About Playing

Dear Bryce,

I want you to know that you’ve been doing a great job at life. Watching you grow this year has been a lesson to me. You love to play. Your mother said once that you lived to play. That still fits.

But you are such a good student. You do all your homework and usually finish it quickly so that you can play. Your teachers and we your parents have some difficulty keeping you from all that play when nobody else is ready to play. Even with those, there’s part of me that never wants you to stop playing. I want you to find a way to keep playing, to live playfully.
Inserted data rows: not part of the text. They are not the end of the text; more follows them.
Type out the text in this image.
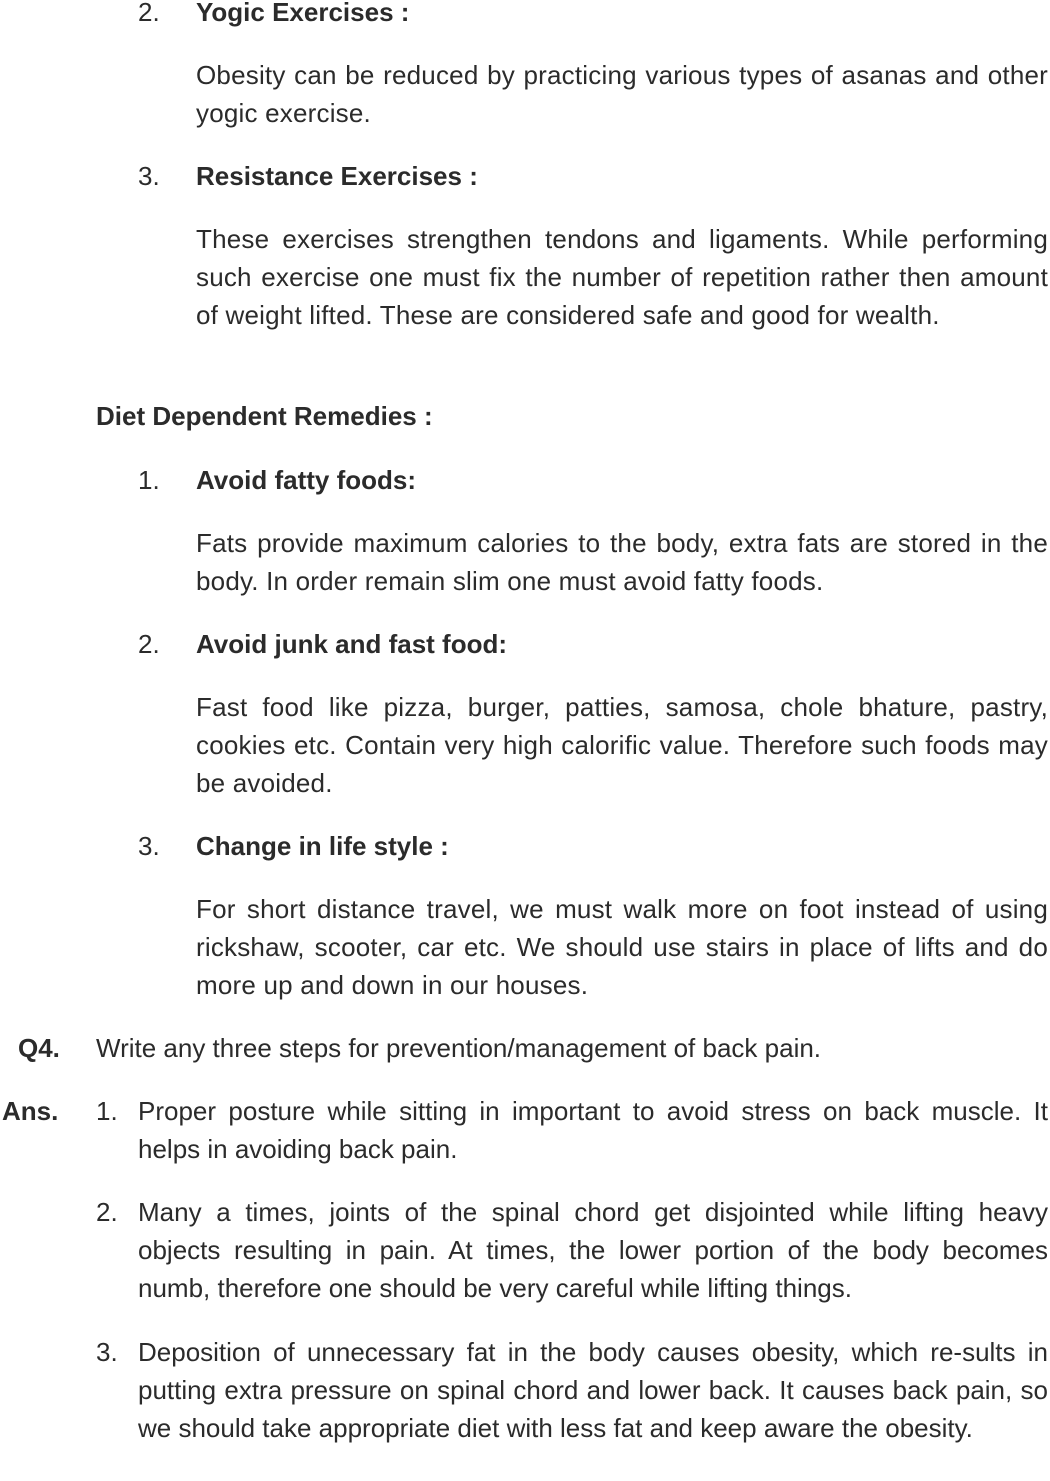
2. Yogic Exercises :
Obesity can be reduced by practicing various types of asanas and other yogic exercise.
3. Resistance Exercises :
These exercises strengthen tendons and ligaments. While performing such exercise one must fix the number of repetition rather then amount of weight lifted. These are considered safe and good for wealth.
Diet Dependent Remedies :
1. Avoid fatty foods:
Fats provide maximum calories to the body, extra fats are stored in the body. In order remain slim one must avoid fatty foods.
2. Avoid junk and fast food:
Fast food like pizza, burger, patties, samosa, chole bhature, pastry, cookies etc. Contain very high calorific value. Therefore such foods may be avoided.
3. Change in life style :
For short distance travel, we must walk more on foot instead of using rickshaw, scooter, car etc. We should use stairs in place of lifts and do more up and down in our houses.
Q4. Write any three steps for prevention/management of back pain.
Ans. 1. Proper posture while sitting in important to avoid stress on back muscle. It helps in avoiding back pain.
2. Many a times, joints of the spinal chord get disjointed while lifting heavy objects resulting in pain. At times, the lower portion of the body becomes numb, therefore one should be very careful while lifting things.
3. Deposition of unnecessary fat in the body causes obesity, which re-sults in putting extra pressure on spinal chord and lower back. It causes back pain, so we should take appropriate diet with less fat and keep aware the obesity.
Part of me wants to say, when we’re at the table about to eat, before we pray, that we must be reverent. And part of me wants to edit myself and find a way to explain to you that all of prayer is playful. That the two in the eyes of the Divine are the same. I want to tell you that if you can balance living and playing, then you’ve lived well. I want to tell you to be as responsible as possible, to be as strong and generous as possible, and to do all of those without compromising play. I want you to be able to consistently revile in life, to be about playing, and to do so without compromising all those other important things.
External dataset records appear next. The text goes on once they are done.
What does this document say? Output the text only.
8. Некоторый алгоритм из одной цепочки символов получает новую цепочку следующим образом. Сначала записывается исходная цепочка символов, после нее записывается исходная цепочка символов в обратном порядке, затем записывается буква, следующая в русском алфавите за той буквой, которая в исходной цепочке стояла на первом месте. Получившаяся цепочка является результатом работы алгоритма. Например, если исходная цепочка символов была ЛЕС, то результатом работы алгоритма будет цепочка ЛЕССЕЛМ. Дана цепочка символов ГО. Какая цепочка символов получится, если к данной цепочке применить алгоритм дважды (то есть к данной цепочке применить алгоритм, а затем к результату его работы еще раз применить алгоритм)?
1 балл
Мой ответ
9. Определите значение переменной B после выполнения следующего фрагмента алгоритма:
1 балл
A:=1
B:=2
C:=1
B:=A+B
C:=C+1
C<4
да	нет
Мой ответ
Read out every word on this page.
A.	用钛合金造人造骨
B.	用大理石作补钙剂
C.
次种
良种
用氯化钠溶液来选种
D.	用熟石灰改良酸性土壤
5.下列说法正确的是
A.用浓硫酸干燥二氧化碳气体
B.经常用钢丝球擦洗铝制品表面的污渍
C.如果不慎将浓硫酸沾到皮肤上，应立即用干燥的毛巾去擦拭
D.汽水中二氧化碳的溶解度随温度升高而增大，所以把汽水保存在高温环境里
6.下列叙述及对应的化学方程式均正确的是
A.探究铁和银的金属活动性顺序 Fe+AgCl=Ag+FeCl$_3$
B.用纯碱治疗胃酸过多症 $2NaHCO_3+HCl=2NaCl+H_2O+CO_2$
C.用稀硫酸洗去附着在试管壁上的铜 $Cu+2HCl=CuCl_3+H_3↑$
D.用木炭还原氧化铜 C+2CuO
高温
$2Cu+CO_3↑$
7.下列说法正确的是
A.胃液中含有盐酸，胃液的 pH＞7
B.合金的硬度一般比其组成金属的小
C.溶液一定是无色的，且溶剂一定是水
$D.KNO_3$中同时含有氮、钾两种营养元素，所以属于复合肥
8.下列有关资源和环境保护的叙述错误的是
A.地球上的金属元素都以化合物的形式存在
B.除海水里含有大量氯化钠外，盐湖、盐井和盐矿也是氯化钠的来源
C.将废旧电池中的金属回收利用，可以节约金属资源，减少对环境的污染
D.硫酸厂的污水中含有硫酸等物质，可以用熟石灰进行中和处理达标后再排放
It is a succinct picture of Sabbath. It is a simple way of expressing joy. It is pure and honest and descriptive of your personality. It is, in a sense, who you are. That is both frightening for the stark clarity that is you and enlivening because it is a kind of complete integrity on display.

I want you to play. In some ways, son, that’s all I want you to do. Perhaps the best thing I can tell you is to find a way to always play. To get the other stuff done. To do the homework. To clean your room. To get all those things “out of the way” so that you can do what you love, do what you live to do.

Perhaps it’ll take me a few years to fine tune my message, to figure out how to present that lesson to you well. Right now, you’ve got the playing thing down. I hope you never lose it. I hope in my efforts to father you that I don’t hamper it. And I hope you keep teaching me this year and that I learn a bit more about play.